One of these was a Frenchman, Louis Joseph, Marquis de Montcalm. At the age of fourteen, he entered the army and at the age of eighteen he was a general. He did valiant service in Italy and in Germany.

Several years younger than Montcalm was the English soldier, James Wolfe. He also became a soldier at an early age and at sixteen was serving in the Netherlands, doing a man’s work in the battles which he described with boyish zest in his loving and dutiful letters to his mother in England.

About the middle of the eighteenth century, the French determined to shorten and strengthen their line of defence towards the south. They established a fort on French Creek and an outpost upon the Alleghany River. This was land which the English claimed, and George Washington, then a lad of twenty-one, was sent to the French to demand that they leave the Ohio. A forced march was made through the pathless winter woods. The French commander received the messenger courteously, but informed him that they regarded the land as their own and had no intention of yielding it to the English. This was in the winter of 1753. The next year Washington was sent in command of a little force of three hundred and fifty men to uphold the English claim, and was defeated at Great Meadows by a French force of double the size. The English began to build a fort at the junction of the Alleghany and Monongahela Rivers on a site selected by Washington, but the French drove them away and finished the fort, which they called Fort Du Quesne.

In this emergency the colonies at first did not act together. Troops were sent from Virginia, South and North Carolina, and Maryland; but the Quakers of Pennsylvania and the Dutch of New York said that the English claim to the valley of the Ohio was a matter of no importance, and did not move. Fortunately, the home government recognized the necessity of protecting the frontier, and of extending outposts; troops were sent from England for this purpose.

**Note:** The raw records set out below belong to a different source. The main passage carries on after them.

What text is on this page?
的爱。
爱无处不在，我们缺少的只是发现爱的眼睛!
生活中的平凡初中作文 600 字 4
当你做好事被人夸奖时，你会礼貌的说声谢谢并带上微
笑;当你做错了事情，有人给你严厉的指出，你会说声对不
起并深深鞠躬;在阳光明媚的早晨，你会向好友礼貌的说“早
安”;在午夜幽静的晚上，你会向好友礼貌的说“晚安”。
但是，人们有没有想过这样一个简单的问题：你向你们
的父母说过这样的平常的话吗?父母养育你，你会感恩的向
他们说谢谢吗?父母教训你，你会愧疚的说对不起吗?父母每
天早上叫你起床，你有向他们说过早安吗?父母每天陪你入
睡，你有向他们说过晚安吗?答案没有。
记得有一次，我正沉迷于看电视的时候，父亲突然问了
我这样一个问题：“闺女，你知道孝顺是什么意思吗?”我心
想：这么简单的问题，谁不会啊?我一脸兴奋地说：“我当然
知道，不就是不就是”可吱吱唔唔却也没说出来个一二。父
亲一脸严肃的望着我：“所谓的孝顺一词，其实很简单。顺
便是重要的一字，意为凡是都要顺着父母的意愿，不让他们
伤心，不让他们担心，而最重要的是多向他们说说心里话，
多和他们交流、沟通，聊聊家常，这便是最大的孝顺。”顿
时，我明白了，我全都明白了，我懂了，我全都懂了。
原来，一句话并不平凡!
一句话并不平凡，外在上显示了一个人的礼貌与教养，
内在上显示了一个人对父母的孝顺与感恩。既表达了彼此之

Thus in 1755 began the Seven Years’ War which involved England and France in Europe; in America this contest was called the French and Indian War, from the enemies the English colonists had to encounter.

The English general Braddock led forces to the northwest just as he would have marched them in a European campaign. He paid with his life the penalty of his ignorance of Indian warfare, being defeated and fatally wounded by an Indian attack in the forest. This defeat was the first of many.

“I dread to hear from America,” said the English statesman, Pitt, as month after month, year after year, brought tidings of defeat.

In the spring of 1756, Montcalm was sent to Canada to command the French forces. He began a career of victory by capturing Fort Ontario at Oswego. The next year he captured Fort William Henry at the head of Lake George, with its garrison of twenty-five hundred men. In 1758, with thirty-six hundred men he defended Fort Ticonderoga against an English force of fifteen thousand. As he had neither men nor supplies to hold the place, he was compelled to abandon it the next year and retire to Quebec. Here he was to contend in a death struggle with the English general Wolfe, who was sent to America in 1758.

The English realized the value of their New World possessions. The best of their troops were sent over to prosecute the war with vigor. Montcalm, on the other hand, lacked men, means, ammunition, and supplies, for which he appealed in vain to the home government. With a sad heart he foresaw the downfall of French power in America. Resolved “to find his grave under the ruins of the colony,” he bent all his energies to the struggle.

One place after another was captured by the English. News of their victories came now as regularly as tidings of their defeat had come a few months before. Louisburg, a naval station and fortified town commanding the mouth of the St. Lawrence, was attacked and taken. The French were driven from Fort Frontenac at Oswego which guarded the outlet of the Great Lakes. Fort Du Quesne was taken by Washington, and Crown Point was captured and strengthened.